I hope to write a post about our school district’s proposed diversity policy soon. In the meantime, one quick thought. Over the past few years, our district seems to have been roiled by one controversy after another, as redistricting plans have been proposed, rejected, modified, redrawn, and postponed, and different constituencies have lobbied for conflicting spending priorities, and now as the district considers a proposal to minimize socioeconomic disparities between school populations.

All that’s fine; there’s nothing wrong with conflict and controversy. Yet I can’t help but think: if the district gave all elementary schoolers a thirty-minute lunch period, starting today, absolutely nobody would complain. There would be no angry phone calls. Nobody would start a petition to cut lunch back to fifteen minutes.

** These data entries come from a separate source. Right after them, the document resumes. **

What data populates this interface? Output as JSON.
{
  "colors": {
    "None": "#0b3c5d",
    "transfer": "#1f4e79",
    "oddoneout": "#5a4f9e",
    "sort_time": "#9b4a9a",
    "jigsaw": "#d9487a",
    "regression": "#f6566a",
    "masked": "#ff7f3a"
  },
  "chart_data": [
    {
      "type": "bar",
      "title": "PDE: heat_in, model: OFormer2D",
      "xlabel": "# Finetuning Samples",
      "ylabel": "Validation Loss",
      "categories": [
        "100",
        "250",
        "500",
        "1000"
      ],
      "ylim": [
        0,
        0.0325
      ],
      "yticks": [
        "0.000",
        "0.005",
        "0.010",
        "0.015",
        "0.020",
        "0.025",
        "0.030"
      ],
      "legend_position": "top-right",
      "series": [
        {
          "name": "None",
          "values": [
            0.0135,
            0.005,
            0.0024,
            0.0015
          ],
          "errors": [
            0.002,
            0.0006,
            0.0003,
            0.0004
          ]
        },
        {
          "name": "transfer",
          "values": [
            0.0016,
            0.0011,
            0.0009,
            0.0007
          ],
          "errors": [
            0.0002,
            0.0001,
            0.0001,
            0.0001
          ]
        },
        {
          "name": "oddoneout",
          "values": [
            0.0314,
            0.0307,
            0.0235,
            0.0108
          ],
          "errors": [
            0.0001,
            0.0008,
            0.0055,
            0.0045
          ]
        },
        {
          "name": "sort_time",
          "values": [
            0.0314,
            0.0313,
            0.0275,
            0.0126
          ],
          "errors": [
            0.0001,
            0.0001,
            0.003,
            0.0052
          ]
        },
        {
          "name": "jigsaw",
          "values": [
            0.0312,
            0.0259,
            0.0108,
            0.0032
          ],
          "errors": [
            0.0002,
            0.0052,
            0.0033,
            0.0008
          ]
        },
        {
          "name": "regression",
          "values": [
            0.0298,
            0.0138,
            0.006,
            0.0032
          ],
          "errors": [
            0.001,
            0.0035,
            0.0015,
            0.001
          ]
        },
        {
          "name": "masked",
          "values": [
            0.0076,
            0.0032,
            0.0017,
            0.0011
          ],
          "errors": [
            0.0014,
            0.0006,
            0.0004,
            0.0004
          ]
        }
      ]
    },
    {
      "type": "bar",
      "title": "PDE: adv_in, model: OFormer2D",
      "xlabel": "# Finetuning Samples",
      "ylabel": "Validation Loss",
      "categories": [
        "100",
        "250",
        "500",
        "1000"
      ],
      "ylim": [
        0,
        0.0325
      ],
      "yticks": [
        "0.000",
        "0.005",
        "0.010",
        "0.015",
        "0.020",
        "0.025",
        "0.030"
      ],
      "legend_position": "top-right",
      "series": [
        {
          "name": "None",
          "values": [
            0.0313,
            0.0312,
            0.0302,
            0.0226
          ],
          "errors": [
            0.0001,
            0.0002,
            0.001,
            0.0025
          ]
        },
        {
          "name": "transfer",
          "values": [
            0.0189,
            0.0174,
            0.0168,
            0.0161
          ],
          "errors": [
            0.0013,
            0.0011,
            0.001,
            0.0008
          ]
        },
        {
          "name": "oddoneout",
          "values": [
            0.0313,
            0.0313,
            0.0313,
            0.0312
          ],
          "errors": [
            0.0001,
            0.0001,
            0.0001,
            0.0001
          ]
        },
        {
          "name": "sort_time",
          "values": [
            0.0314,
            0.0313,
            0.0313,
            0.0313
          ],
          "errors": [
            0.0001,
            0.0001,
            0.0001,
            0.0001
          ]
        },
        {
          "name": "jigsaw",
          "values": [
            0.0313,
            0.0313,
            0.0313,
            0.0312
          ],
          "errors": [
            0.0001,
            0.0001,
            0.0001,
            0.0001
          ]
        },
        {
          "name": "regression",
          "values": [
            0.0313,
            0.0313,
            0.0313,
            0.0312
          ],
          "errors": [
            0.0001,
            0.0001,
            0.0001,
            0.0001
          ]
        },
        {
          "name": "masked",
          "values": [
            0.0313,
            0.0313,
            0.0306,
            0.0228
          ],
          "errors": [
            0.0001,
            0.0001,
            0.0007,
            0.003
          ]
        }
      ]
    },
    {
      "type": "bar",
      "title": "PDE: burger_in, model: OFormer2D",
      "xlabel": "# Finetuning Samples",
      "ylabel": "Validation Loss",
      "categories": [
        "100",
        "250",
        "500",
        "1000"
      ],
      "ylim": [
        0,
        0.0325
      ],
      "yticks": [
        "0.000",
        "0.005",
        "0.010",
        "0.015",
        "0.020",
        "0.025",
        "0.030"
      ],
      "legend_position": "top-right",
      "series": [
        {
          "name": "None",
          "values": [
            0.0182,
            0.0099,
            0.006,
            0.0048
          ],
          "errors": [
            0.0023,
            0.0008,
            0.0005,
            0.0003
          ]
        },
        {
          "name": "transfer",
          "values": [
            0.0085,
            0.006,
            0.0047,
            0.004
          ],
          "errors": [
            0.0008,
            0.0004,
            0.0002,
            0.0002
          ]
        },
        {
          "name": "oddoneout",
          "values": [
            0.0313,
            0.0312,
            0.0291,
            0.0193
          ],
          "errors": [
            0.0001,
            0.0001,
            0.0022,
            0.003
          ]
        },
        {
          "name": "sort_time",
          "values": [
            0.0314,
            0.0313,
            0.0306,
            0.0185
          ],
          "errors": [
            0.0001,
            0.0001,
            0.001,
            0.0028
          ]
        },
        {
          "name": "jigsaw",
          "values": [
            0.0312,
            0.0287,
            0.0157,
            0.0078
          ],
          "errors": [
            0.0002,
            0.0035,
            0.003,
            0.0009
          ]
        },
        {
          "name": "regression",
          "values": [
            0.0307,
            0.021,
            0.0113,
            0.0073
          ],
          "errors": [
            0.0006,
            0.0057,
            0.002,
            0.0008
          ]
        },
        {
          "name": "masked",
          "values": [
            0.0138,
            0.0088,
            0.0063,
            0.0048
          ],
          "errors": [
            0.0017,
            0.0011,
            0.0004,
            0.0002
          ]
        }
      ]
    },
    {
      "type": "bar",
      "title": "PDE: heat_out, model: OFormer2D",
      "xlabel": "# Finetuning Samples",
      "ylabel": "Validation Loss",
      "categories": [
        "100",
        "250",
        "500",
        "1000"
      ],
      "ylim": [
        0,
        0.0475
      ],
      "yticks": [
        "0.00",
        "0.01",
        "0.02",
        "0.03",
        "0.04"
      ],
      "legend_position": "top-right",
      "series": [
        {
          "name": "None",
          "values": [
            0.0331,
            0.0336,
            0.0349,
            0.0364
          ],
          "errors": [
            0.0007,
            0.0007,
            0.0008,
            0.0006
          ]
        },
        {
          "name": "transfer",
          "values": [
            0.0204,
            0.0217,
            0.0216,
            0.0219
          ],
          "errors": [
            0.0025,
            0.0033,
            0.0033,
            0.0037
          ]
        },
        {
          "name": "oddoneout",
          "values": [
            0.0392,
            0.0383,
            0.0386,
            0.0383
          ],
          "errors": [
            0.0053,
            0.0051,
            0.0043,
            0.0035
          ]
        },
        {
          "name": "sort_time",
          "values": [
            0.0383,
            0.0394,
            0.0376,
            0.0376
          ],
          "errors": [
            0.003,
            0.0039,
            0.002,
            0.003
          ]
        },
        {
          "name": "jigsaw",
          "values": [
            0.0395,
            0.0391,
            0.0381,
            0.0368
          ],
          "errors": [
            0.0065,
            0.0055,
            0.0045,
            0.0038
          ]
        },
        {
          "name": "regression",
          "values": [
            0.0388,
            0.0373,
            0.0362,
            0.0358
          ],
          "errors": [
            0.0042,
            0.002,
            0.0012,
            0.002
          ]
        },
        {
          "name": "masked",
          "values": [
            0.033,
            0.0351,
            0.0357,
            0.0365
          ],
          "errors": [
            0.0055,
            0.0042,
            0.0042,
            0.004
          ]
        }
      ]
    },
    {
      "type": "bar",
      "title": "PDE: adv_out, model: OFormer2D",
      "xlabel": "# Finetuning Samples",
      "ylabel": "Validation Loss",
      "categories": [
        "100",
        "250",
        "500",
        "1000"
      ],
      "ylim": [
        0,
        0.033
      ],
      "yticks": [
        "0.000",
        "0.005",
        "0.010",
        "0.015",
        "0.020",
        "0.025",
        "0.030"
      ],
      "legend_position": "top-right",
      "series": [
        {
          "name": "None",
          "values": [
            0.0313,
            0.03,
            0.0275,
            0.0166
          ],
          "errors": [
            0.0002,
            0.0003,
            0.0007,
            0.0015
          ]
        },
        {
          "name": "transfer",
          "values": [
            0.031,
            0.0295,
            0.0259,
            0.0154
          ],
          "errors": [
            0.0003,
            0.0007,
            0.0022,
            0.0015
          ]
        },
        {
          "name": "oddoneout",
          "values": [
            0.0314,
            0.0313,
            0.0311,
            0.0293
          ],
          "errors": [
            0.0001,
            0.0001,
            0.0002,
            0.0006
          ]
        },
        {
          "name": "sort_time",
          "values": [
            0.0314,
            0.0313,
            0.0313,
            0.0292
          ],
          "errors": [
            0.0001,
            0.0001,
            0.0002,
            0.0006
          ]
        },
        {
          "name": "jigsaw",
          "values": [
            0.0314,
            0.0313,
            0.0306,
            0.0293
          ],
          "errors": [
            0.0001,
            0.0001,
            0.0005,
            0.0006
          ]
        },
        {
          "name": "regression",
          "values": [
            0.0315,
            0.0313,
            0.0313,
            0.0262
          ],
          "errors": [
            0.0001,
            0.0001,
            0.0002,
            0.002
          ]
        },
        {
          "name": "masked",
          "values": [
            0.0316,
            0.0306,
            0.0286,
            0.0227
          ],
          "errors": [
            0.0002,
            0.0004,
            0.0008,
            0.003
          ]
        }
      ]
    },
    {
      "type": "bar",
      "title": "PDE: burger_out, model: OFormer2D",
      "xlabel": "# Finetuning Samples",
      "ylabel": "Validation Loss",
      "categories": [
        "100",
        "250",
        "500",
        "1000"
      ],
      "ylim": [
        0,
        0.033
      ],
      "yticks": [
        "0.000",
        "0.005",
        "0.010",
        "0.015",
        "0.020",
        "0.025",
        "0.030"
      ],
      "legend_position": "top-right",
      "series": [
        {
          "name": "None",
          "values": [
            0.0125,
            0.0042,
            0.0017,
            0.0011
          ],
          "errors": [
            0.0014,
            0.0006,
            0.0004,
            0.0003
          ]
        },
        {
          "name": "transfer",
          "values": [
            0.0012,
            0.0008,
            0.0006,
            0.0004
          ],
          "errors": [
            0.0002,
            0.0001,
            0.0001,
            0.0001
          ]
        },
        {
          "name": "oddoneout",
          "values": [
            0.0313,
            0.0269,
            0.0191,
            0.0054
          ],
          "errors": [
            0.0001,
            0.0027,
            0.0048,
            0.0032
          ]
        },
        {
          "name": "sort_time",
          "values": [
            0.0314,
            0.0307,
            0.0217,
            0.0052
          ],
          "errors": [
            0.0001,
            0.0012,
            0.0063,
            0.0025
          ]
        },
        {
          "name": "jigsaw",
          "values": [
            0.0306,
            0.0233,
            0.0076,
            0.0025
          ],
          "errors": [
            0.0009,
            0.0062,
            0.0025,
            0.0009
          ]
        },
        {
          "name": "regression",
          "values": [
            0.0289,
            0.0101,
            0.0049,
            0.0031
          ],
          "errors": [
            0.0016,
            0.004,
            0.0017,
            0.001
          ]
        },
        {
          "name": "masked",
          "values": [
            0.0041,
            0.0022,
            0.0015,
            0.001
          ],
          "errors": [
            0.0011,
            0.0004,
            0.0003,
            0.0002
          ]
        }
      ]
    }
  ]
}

If the district suddenly stopped requiring all the schools to implement PBIS—its behavioral reward program that uses prizes to get kids to be quiet and obedient—nobody would complain. There would be no controversy. Many parents would be happier; others would accept the change passively, just as they accepted the institution of PBIS three years ago. Even parents who like the program would be unlikely to make a stink. No petitions, no angry email chains, no packed school board meetings.

If the district cut the amount of standardized testing in half (or more!), no parents would protest. None.

But those ideas are the ones that are ignored, considered unrealistic, outside the mainstream? Please explain!